POV-Ray : Newsgroups : povray.off-topic : New CA Simulation : Re: Thanks! Server Time
3 Sep 2024 23:25:44 EDT (-0400)
  Re: Thanks!  
From: Invisible
Date: 1 Feb 2011 04:45:03
Message: <4d47d61f$1@news.povray.org>
On 31/01/2011 08:24 PM, stbenge wrote:
> Thank you all for your input! I'd still like to hear any comments you
> might have, if you can take the time.
>
> One of my goals is to prepare a full-on cellular automata gallery that
> anyone (with a graphics card) can view.

Neither URL works for me on my work PC. I get a security warning asking 
if I want to run the applet, and then a blank page. The new URL works 
just fine on my home PC. I have no idea why there would be a difference. 
(But I recall that this kind of thing is highly typical of Java. Isn't 
that their slogan? Write once, test everywhere?)

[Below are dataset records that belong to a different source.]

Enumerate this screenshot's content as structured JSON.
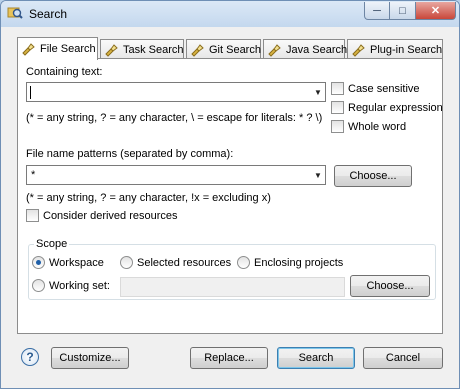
{
  "window": {
    "title": "Search"
  },
  "tabs": [
    {
      "label": "File Search"
    },
    {
      "label": "Task Search"
    },
    {
      "label": "Git Search"
    },
    {
      "label": "Java Search"
    },
    {
      "label": "Plug-in Search"
    }
  ],
  "file_search": {
    "containing_text_label": "Containing text:",
    "containing_text_value": "",
    "containing_hint": "(* = any string, ? = any character, \\ = escape for literals: * ? \\)",
    "case_sensitive": "Case sensitive",
    "regular_expression": "Regular expression",
    "whole_word": "Whole word",
    "file_patterns_label": "File name patterns (separated by comma):",
    "file_patterns_value": "*",
    "choose_label": "Choose...",
    "patterns_hint": "(* = any string, ? = any character, !x = excluding x)",
    "consider_derived": "Consider derived resources"
  },
  "scope": {
    "title": "Scope",
    "workspace": "Workspace",
    "selected_resources": "Selected resources",
    "enclosing_projects": "Enclosing projects",
    "working_set": "Working set:",
    "choose_label": "Choose...",
    "selected": "Workspace"
  },
  "footer": {
    "help": "?",
    "customize": "Customize...",
    "replace": "Replace...",
    "search": "Search",
    "cancel": "Cancel"
  },
  "icons": {
    "window": "search-icon",
    "tab": "flashlight-icon",
    "help": "help-icon"
  }
}
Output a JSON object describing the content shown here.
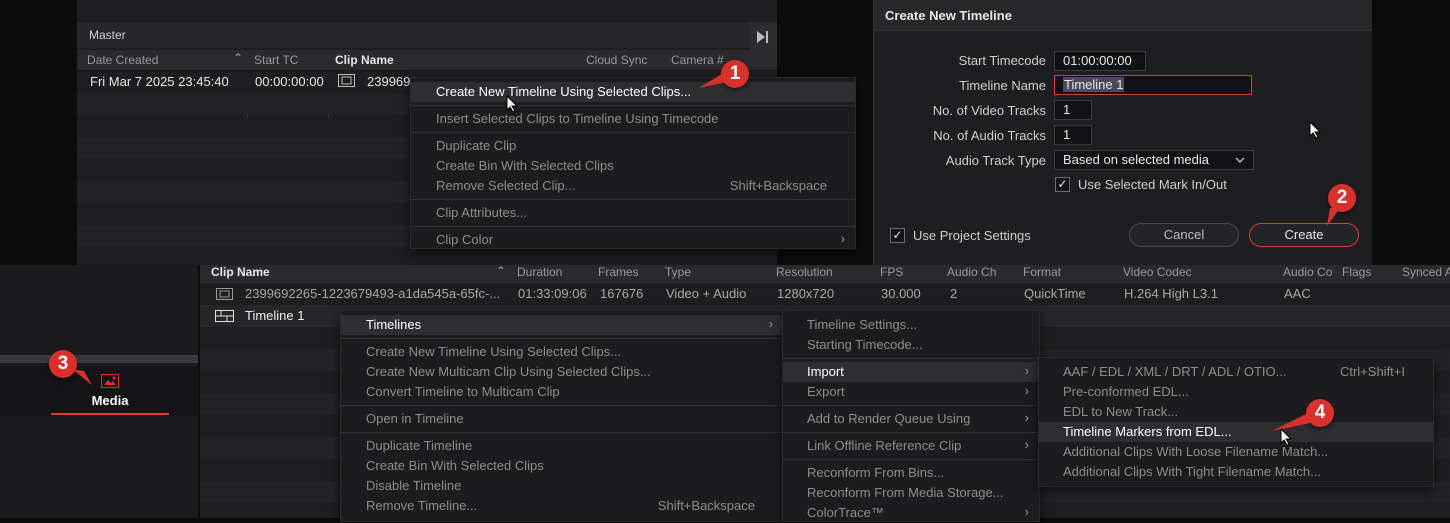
{
  "top_pool": {
    "bin_name": "Master",
    "columns": [
      "Date Created",
      "Start TC",
      "Clip Name",
      "Cloud Sync",
      "Camera #"
    ],
    "row": {
      "date_created": "Fri Mar 7 2025 23:45:40",
      "start_tc": "00:00:00:00",
      "clip_name": "239969"
    }
  },
  "context_menu_1": {
    "items": [
      {
        "label": "Create New Timeline Using Selected Clips...",
        "shortcut": ""
      },
      {
        "label": "Insert Selected Clips to Timeline Using Timecode",
        "shortcut": ""
      },
      {
        "label": "Duplicate Clip",
        "shortcut": ""
      },
      {
        "label": "Create Bin With Selected Clips",
        "shortcut": ""
      },
      {
        "label": "Remove Selected Clip...",
        "shortcut": "Shift+Backspace"
      },
      {
        "label": "Clip Attributes...",
        "shortcut": ""
      },
      {
        "label": "Clip Color",
        "shortcut": ""
      }
    ]
  },
  "dialog": {
    "title": "Create New Timeline",
    "start_timecode_label": "Start Timecode",
    "start_timecode_value": "01:00:00:00",
    "timeline_name_label": "Timeline Name",
    "timeline_name_value": "Timeline 1",
    "video_tracks_label": "No. of Video Tracks",
    "video_tracks_value": "1",
    "audio_tracks_label": "No. of Audio Tracks",
    "audio_tracks_value": "1",
    "audio_track_type_label": "Audio Track Type",
    "audio_track_type_value": "Based on selected media",
    "use_mark_label": "Use Selected Mark In/Out",
    "use_project_settings_label": "Use Project Settings",
    "cancel_label": "Cancel",
    "create_label": "Create"
  },
  "bottom_pool": {
    "columns": [
      "Clip Name",
      "Duration",
      "Frames",
      "Type",
      "Resolution",
      "FPS",
      "Audio Ch",
      "Format",
      "Video Codec",
      "Audio Co",
      "Flags",
      "Synced A"
    ],
    "clip_row": {
      "clip_name": "2399692265-1223679493-a1da545a-65fc-...",
      "duration": "01:33:09:06",
      "frames": "167676",
      "type": "Video + Audio",
      "resolution": "1280x720",
      "fps": "30.000",
      "audio_ch": "2",
      "format": "QuickTime",
      "video_codec": "H.264 High L3.1",
      "audio_codec": "AAC"
    },
    "timeline_row": {
      "clip_name": "Timeline 1"
    }
  },
  "media_tab": {
    "label": "Media"
  },
  "context_menu_2": {
    "items": [
      {
        "label": "Timelines",
        "shortcut": ""
      },
      {
        "label": "Create New Timeline Using Selected Clips...",
        "shortcut": ""
      },
      {
        "label": "Create New Multicam Clip Using Selected Clips...",
        "shortcut": ""
      },
      {
        "label": "Convert Timeline to Multicam Clip",
        "shortcut": ""
      },
      {
        "label": "Open in Timeline",
        "shortcut": ""
      },
      {
        "label": "Duplicate Timeline",
        "shortcut": ""
      },
      {
        "label": "Create Bin With Selected Clips",
        "shortcut": ""
      },
      {
        "label": "Disable Timeline",
        "shortcut": ""
      },
      {
        "label": "Remove Timeline...",
        "shortcut": "Shift+Backspace"
      }
    ]
  },
  "context_menu_3": {
    "items": [
      {
        "label": "Timeline Settings..."
      },
      {
        "label": "Starting Timecode..."
      },
      {
        "label": "Import"
      },
      {
        "label": "Export"
      },
      {
        "label": "Add to Render Queue Using"
      },
      {
        "label": "Link Offline Reference Clip"
      },
      {
        "label": "Reconform From Bins..."
      },
      {
        "label": "Reconform From Media Storage..."
      },
      {
        "label": "ColorTrace™"
      }
    ]
  },
  "context_menu_4": {
    "items": [
      {
        "label": "AAF / EDL / XML / DRT / ADL / OTIO...",
        "shortcut": "Ctrl+Shift+I"
      },
      {
        "label": "Pre-conformed EDL...",
        "shortcut": ""
      },
      {
        "label": "EDL to New Track...",
        "shortcut": ""
      },
      {
        "label": "Timeline Markers from EDL...",
        "shortcut": ""
      },
      {
        "label": "Additional Clips With Loose Filename Match...",
        "shortcut": ""
      },
      {
        "label": "Additional Clips With Tight Filename Match...",
        "shortcut": ""
      }
    ]
  },
  "badges": [
    "1",
    "2",
    "3",
    "4"
  ],
  "colors": {
    "accent_red": "#d8302a",
    "highlight_border": "#e03c31"
  }
}
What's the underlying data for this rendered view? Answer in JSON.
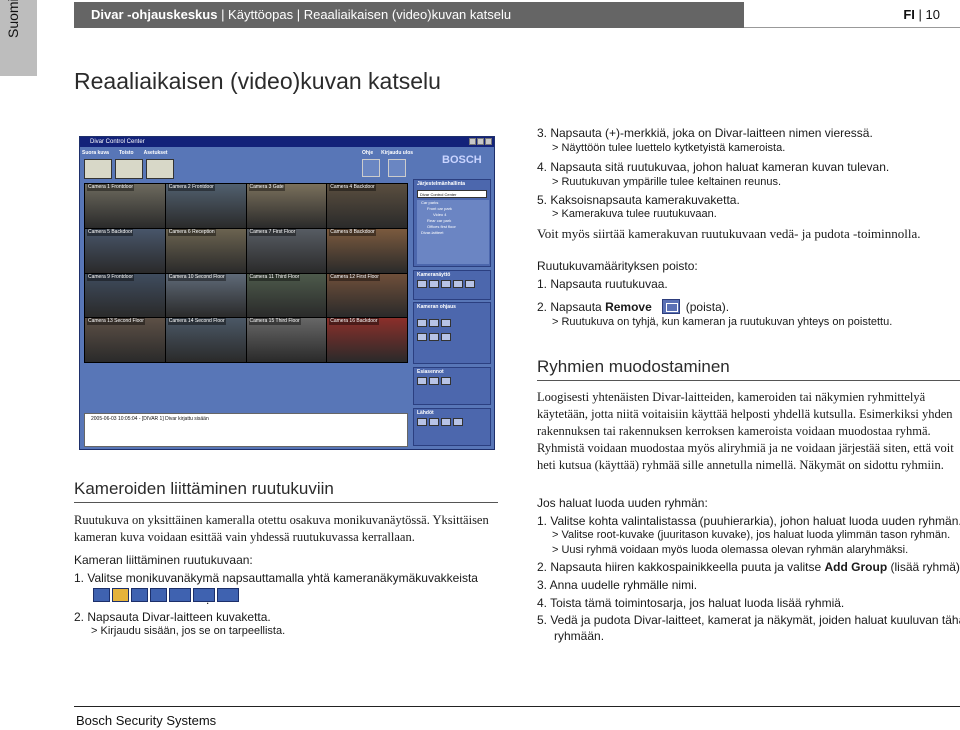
{
  "sidebar_tab": {
    "language": "Suomi"
  },
  "header": {
    "product": "Divar -ohjauskeskus",
    "rest": " | Käyttöopas | Reaaliaikaisen (video)kuvan katselu",
    "lang_code": "FI",
    "page_num": "10"
  },
  "page_title": "Reaaliaikaisen (video)kuvan katselu",
  "screenshot": {
    "window_title": "Divar Control Center",
    "menu_left": [
      "Suora kuva",
      "Toisto",
      "Asetukset"
    ],
    "menu_right": [
      "Ohje",
      "Kirjaudu ulos"
    ],
    "brand": "BOSCH",
    "cameras": [
      "Camera 1 Frontdoor",
      "Camera 2 Frontdoor",
      "Camera 3 Gate",
      "Camera 4 Backdoor",
      "Camera 5 Backdoor",
      "Camera 6 Reception",
      "Camera 7 First Floor",
      "Camera 8 Backdoor",
      "Camera 9 Frontdoor",
      "Camera 10 Second Floor",
      "Camera 11 Third Floor",
      "Camera 12 First Floor",
      "Camera 13 Second Floor",
      "Camera 14 Second Floor",
      "Camera 15 Third Floor",
      "Camera 16 Backdoor"
    ],
    "panel_title": "Järjestelmänhallinta",
    "combo_value": "Divar Control Center",
    "tree_items": [
      "Car parks",
      "Front car park",
      "Video 4",
      "Rear car park",
      "Offices first floor",
      "Divar-laitteet"
    ],
    "panel_view": "Kameranäyttö",
    "panel_ptz": "Kameran ohjaus",
    "panel_preset": "Esiasennot",
    "panel_outputs": "Lähdöt",
    "log_text": "2005-06-03 10:05:04 - [DIVAR 1] Divar kirjattu sisään"
  },
  "right_col": {
    "step3": "3.  Napsauta (+)-merkkiä, joka on Divar-laitteen nimen vieressä.",
    "step3_res": "> Näyttöön tulee luettelo kytketyistä kameroista.",
    "step4": "4.  Napsauta sitä ruutukuvaa, johon haluat kameran kuvan tulevan.",
    "step4_res": "> Ruutukuvan ympärille tulee keltainen reunus.",
    "step5": "5.  Kaksoisnapsauta kamerakuvaketta.",
    "step5_res": "> Kamerakuva tulee ruutukuvaan.",
    "dragdrop": "Voit myös siirtää kamerakuvan ruutukuvaan vedä- ja pudota -toiminnolla.",
    "remove_title": "Ruutukuvamäärityksen poisto:",
    "remove_step1": "1.  Napsauta ruutukuvaa.",
    "remove_step2_pre": "2.  Napsauta",
    "remove_step2_bold": "Remove",
    "remove_step2_post": "(poista).",
    "remove_step2_res": "> Ruutukuva on tyhjä, kun kameran ja ruutukuvan yhteys on poistettu.",
    "groups_heading": "Ryhmien muodostaminen",
    "groups_para": "Loogisesti yhtenäisten Divar-laitteiden, kameroiden tai näkymien ryhmittelyä käytetään, jotta niitä voitaisiin käyttää helposti yhdellä kutsulla. Esimerkiksi yhden rakennuksen tai rakennuksen kerroksen kameroista voidaan muodostaa ryhmä. Ryhmistä voidaan muodostaa myös aliryhmiä ja ne voidaan järjestää siten, että voit heti kutsua (käyttää) ryhmää sille annetulla nimellä. Näkymät on sidottu ryhmiin.",
    "groups_intro": "Jos haluat luoda uuden ryhmän:",
    "g1": "1.  Valitse kohta valintalistassa (puuhierarkia), johon haluat luoda uuden ryhmän.",
    "g1_res1": "> Valitse root-kuvake (juuritason kuvake), jos haluat luoda ylimmän tason ryhmän.",
    "g1_res2": "> Uusi ryhmä voidaan myös luoda olemassa olevan ryhmän alaryhmäksi.",
    "g2_pre": "2.  Napsauta hiiren kakkospainikkeella puuta ja valitse",
    "g2_bold": "Add Group",
    "g2_post": "(lisää ryhmä).",
    "g3": "3.  Anna uudelle ryhmälle nimi.",
    "g4": "4.  Toista tämä toimintosarja, jos haluat luoda lisää ryhmiä.",
    "g5a": "5.  Vedä ja pudota Divar-laitteet, kamerat ja näkymät, joiden haluat kuuluvan tähän",
    "g5b": "ryhmään."
  },
  "left_col": {
    "heading": "Kameroiden liittäminen ruutukuviin",
    "para": "Ruutukuva on yksittäinen kameralla otettu osakuva monikuvanäytössä. Yksittäisen kameran kuva voidaan esittää vain yhdessä ruutukuvassa kerrallaan.",
    "sub": "Kameran liittäminen ruutukuvaan:",
    "s1": "1.  Valitse monikuvanäkymä napsauttamalla yhtä kameranäkymäkuvakkeista",
    "s1_end": ".",
    "s2": "2.  Napsauta Divar-laitteen kuvaketta.",
    "s2_res": "> Kirjaudu sisään, jos se on tarpeellista."
  },
  "footer": {
    "company": "Bosch Security Systems"
  }
}
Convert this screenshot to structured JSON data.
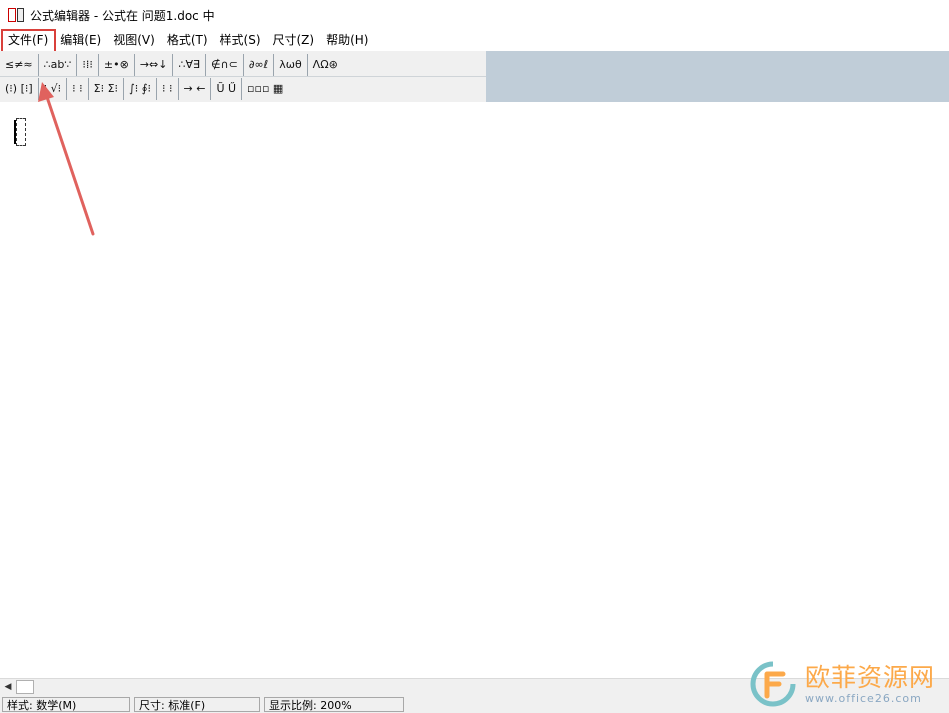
{
  "window": {
    "title": "公式编辑器 - 公式在 问题1.doc 中"
  },
  "menu": {
    "items": [
      "文件(F)",
      "编辑(E)",
      "视图(V)",
      "格式(T)",
      "样式(S)",
      "尺寸(Z)",
      "帮助(H)"
    ]
  },
  "palette": {
    "row1": [
      "≤≠≈",
      "∴ab∵",
      "⁝⁞⁝",
      "±•⊗",
      "→⇔↓",
      "∴∀∃",
      "∉∩⊂",
      "∂∞ℓ",
      "λωθ",
      "ΛΩ⊛"
    ],
    "row2": [
      "(⁝) [⁝]",
      "⁝ √⁝",
      "⁝ ⁝",
      "Σ⁝ Σ⁝",
      "∫⁝ ∮⁝",
      "⁝ ⁝",
      "→ ←",
      "Ũ Ű",
      "▫▫▫ ▦"
    ]
  },
  "scrollbar": {
    "left_arrow": "◀"
  },
  "status": {
    "style": "样式: 数学(M)",
    "size": "尺寸: 标准(F)",
    "zoom": "显示比例: 200%"
  },
  "watermark": {
    "cn": "欧菲资源网",
    "en": "www.office26.com"
  },
  "colors": {
    "highlight": "#d9403b",
    "arrow": "#e0625e",
    "toolbar_bg": "#c0cdd8",
    "watermark_orange": "#fca94a",
    "watermark_blue": "#8aa7c2"
  }
}
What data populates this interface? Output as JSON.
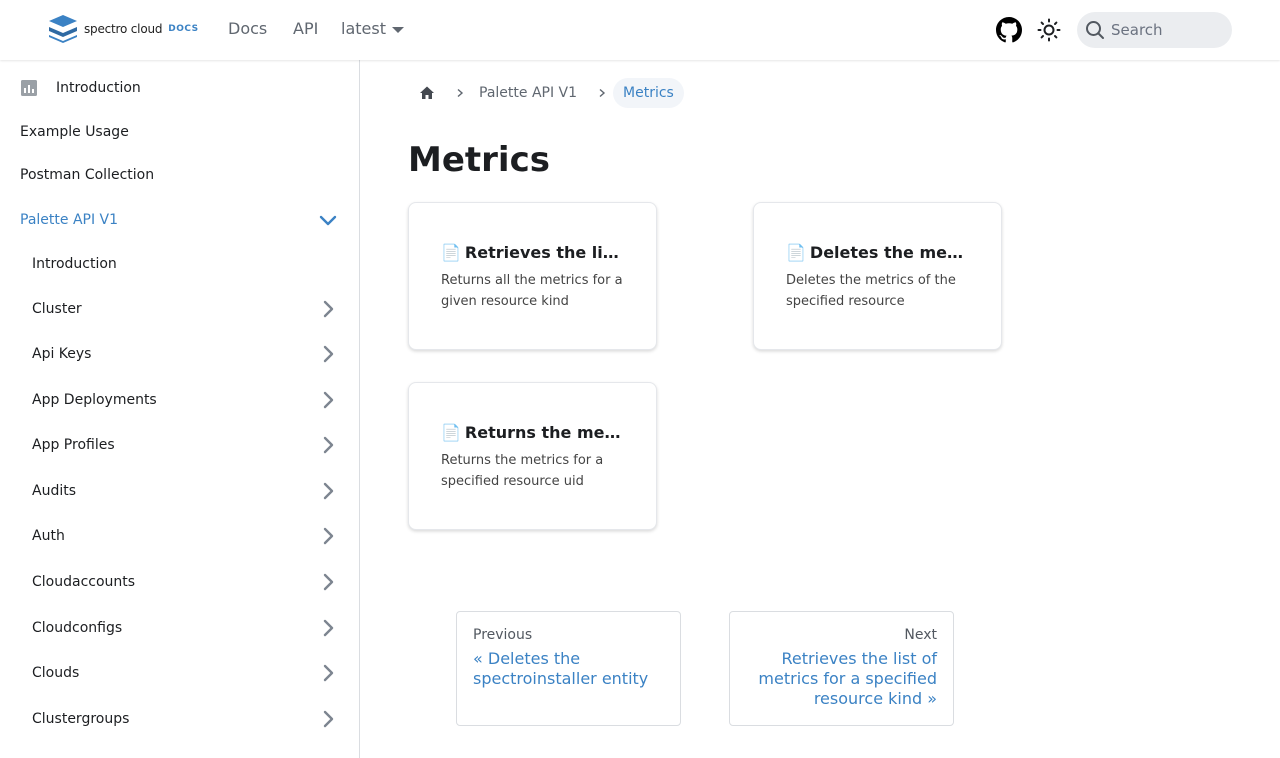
{
  "header": {
    "logo_text": "spectro cloud",
    "logo_docs": "DOCS",
    "nav": [
      {
        "label": "Docs"
      },
      {
        "label": "API"
      }
    ],
    "version_label": "latest",
    "search_placeholder": "Search"
  },
  "sidebar": {
    "items": [
      {
        "label": "Introduction"
      },
      {
        "label": "Example Usage"
      },
      {
        "label": "Postman Collection"
      },
      {
        "label": "Palette API V1"
      },
      {
        "label": "Introduction"
      },
      {
        "label": "Cluster"
      },
      {
        "label": "Api Keys"
      },
      {
        "label": "App Deployments"
      },
      {
        "label": "App Profiles"
      },
      {
        "label": "Audits"
      },
      {
        "label": "Auth"
      },
      {
        "label": "Cloudaccounts"
      },
      {
        "label": "Cloudconfigs"
      },
      {
        "label": "Clouds"
      },
      {
        "label": "Clustergroups"
      }
    ]
  },
  "breadcrumb": {
    "parent": "Palette API V1",
    "current": "Metrics"
  },
  "page": {
    "title": "Metrics"
  },
  "cards": [
    {
      "icon": "📄",
      "title": "Retrieves the list of metrics for a specified resource kind",
      "desc": "Returns all the metrics for a given resource kind"
    },
    {
      "icon": "📄",
      "title": "Deletes the metrics of the specified resource",
      "desc": "Deletes the metrics of the specified resource"
    },
    {
      "icon": "📄",
      "title": "Returns the metrics for a specified resource uid",
      "desc": "Returns the metrics for a specified resource uid"
    }
  ],
  "pagination": {
    "prev_sub": "Previous",
    "prev_label": "« Deletes the spectroinstaller entity",
    "next_sub": "Next",
    "next_label": "Retrieves the list of metrics for a specified resource kind »"
  },
  "colors": {
    "accent": "#3b82c4",
    "text": "#1c1e21",
    "muted": "#606770"
  }
}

I don't know about cellular automaton; it looks more like some sort of 
reaction-diffusion system.

http://texturegarden.com/java/rd/

Then again, there are other types of differential equations which 
apparently produce similar results. Which is why I find it quite 
surprising that you claim this is a *discrete* system, not a continuous 
one. It certainly doesn't look very discrete.

I also wonder whether the visible image on-screen actually represents 
all the information in the frame, or whether there are details too faint 
to see. Certainly the simulation behaves in a wonderfully unpredictable way.

Clicking the mouse is like detonating a high-yield nuclear bomb, and the 
fallout usually dies away quickly, but sometimes inexplicably lasts for 
a very, very long time.

It is worth noting that, certainly for RD systems, almost all 
combinations of parameter settings do absolutely nothing interesting at 
all. Only a tiny fraction of possible settings do anything remotely 
worth watching. Finding these interesting bits is highly non-trivial. 
And yet, you seem to have hit upon something quite interesting here.

It appears that the image boundaries are held at a constant state. You 
might try toroidal symmetry (i.e., joining the edges together). Also, it 
occurs to me that if you were to run a simulation and stack each 
successive frame one on top of the other, you could make some rather 
interesting 3D shapes.

(Alternatively, perhaps the algorithm generalises easily to 3D. I'm not 
sure how easy to visualise that would be though...)



It still amuses me that way, waaaay back in 1997 or so, I was playing 
with Java, trying to copy the output of the ground-breaking Geiss 
visualisation for WinAmp. Of course, Geiss used hand-optimised machine 
code for all the main loops, and still ran cripplingly slowly. (E.g., 
about 12 frames/second at 800x600, only rising to sane speeds at 320x240.)

Unsurprisingly, Java was orders of magnitude slower. I had it render at 
256x256, and draw 4x larger on screen. And still it was absurdly slow. 
(I didn't measure exactly how slow.)

And yet, your little Java applet sucks about 5% CPU out of my obsolete 
AMD Athlon 2X 4200+ with its 2.2 GHz clock rate. How times have changed!

I'm curious to know how you manage to get it to render at a constant 
frame rate, rather than "as fast as you can".